Sobre Sam

Sam acordou de mau humor naquele dia. Não que alguém fosse estranhar. Nem ela mesma.

Seus primeiros pensamentos giraram em torno de contas a pagar, trabalhos da faculdade e ansiedade pela expectativa de pegar mais um ônibus lotado para ir trabalhar. Mais uma vez ela teve que fazer um esforço quase sobre humano para se arrastar da cama para o banheiro.

Era sempre assim.

Pelo menos até que ela ligasse o chuveiro. Os primeiros pingos de água sobre sua cabeça sempre caiam como se fossem pequenas picadas de formiga... e depois de fazerem seu corpo se contrair quase numa explosão, tudo ficava mais agitado. Daí para frente era tomar café(o que soa estranho de se dizer, já que ela nunca bebia café), se enfiar em alguma roupa e sair correndo até o ponto de ônibus. Fazia o resto do caminho cochilando, mas sempre acordava uma ou duas paradas antes do ponto que descia. Era um timing inconsciente tão perfeito, que ela se questionava por que não podia ser assim com as outras coisas da vida... coisas mais importantes.

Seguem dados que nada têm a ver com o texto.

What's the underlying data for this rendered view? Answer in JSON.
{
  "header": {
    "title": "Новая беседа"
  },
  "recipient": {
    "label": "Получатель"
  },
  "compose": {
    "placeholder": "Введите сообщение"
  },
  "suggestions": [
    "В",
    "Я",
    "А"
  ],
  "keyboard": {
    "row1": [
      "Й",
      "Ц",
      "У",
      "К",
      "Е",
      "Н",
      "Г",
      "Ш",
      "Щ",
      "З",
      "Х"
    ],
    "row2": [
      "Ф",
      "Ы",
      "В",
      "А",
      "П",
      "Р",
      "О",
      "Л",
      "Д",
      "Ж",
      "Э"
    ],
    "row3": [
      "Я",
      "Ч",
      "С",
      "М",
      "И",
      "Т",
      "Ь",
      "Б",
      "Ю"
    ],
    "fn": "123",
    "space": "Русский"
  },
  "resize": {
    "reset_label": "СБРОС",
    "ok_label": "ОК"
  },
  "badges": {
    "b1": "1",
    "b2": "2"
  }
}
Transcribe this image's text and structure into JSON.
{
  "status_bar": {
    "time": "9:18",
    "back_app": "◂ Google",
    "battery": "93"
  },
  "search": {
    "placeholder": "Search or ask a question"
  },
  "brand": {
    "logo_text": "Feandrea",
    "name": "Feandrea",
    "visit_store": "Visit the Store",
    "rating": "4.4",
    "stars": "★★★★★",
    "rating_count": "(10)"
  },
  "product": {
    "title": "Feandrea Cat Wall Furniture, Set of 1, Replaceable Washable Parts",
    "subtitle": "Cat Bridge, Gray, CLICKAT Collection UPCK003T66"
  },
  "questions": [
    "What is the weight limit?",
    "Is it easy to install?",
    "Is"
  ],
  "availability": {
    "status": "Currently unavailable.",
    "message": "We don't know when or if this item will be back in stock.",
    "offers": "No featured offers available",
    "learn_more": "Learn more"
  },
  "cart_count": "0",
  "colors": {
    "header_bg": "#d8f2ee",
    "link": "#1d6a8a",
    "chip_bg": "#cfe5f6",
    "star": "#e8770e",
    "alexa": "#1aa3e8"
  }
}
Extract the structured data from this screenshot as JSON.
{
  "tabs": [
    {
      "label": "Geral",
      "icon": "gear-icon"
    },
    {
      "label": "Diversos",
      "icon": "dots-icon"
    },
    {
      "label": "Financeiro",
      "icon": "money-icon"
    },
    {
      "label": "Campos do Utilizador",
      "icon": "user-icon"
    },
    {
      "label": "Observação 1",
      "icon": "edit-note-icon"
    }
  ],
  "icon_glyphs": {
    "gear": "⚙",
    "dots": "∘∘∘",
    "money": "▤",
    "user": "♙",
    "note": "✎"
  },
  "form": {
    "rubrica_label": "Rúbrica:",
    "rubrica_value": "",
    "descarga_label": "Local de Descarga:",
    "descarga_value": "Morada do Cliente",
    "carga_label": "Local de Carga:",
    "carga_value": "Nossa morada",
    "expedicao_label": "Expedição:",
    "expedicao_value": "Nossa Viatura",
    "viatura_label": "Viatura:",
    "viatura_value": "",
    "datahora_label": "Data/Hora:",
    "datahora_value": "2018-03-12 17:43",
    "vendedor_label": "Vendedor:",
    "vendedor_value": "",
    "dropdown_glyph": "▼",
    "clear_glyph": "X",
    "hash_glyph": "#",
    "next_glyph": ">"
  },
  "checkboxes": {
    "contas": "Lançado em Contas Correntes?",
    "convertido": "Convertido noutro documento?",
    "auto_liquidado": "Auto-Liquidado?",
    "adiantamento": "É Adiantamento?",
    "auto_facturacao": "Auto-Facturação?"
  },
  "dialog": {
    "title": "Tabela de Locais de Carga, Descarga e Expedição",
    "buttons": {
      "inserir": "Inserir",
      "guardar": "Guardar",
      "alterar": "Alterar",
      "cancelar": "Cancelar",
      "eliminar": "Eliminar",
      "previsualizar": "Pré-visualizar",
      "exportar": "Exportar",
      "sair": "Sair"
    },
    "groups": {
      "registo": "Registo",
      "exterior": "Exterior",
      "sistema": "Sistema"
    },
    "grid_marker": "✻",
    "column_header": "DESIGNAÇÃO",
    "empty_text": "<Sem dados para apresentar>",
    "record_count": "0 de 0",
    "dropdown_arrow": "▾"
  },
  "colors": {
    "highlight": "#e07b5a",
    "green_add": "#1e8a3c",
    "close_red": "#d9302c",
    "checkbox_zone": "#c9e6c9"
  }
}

Acordada, mas ainda sonolenta, ela caminhava alguns metros para o prédio do escritório onde trabalhava. Dava bom dia ao porteiro, subia as escadas e então partia para a rotina de publicar textos de autores medianos e rejeitar autores realmente bons, por não fazerem o perfil da editora que a empregava. Por isso Sam se sentia realmente mal.

Mas a vida era assim e suas contas não iriam se pagar sozinhas. Só por isso continuava sendo uma megera literária e publicando textos que podiam ser menos interessantes do que uma bula de remédio.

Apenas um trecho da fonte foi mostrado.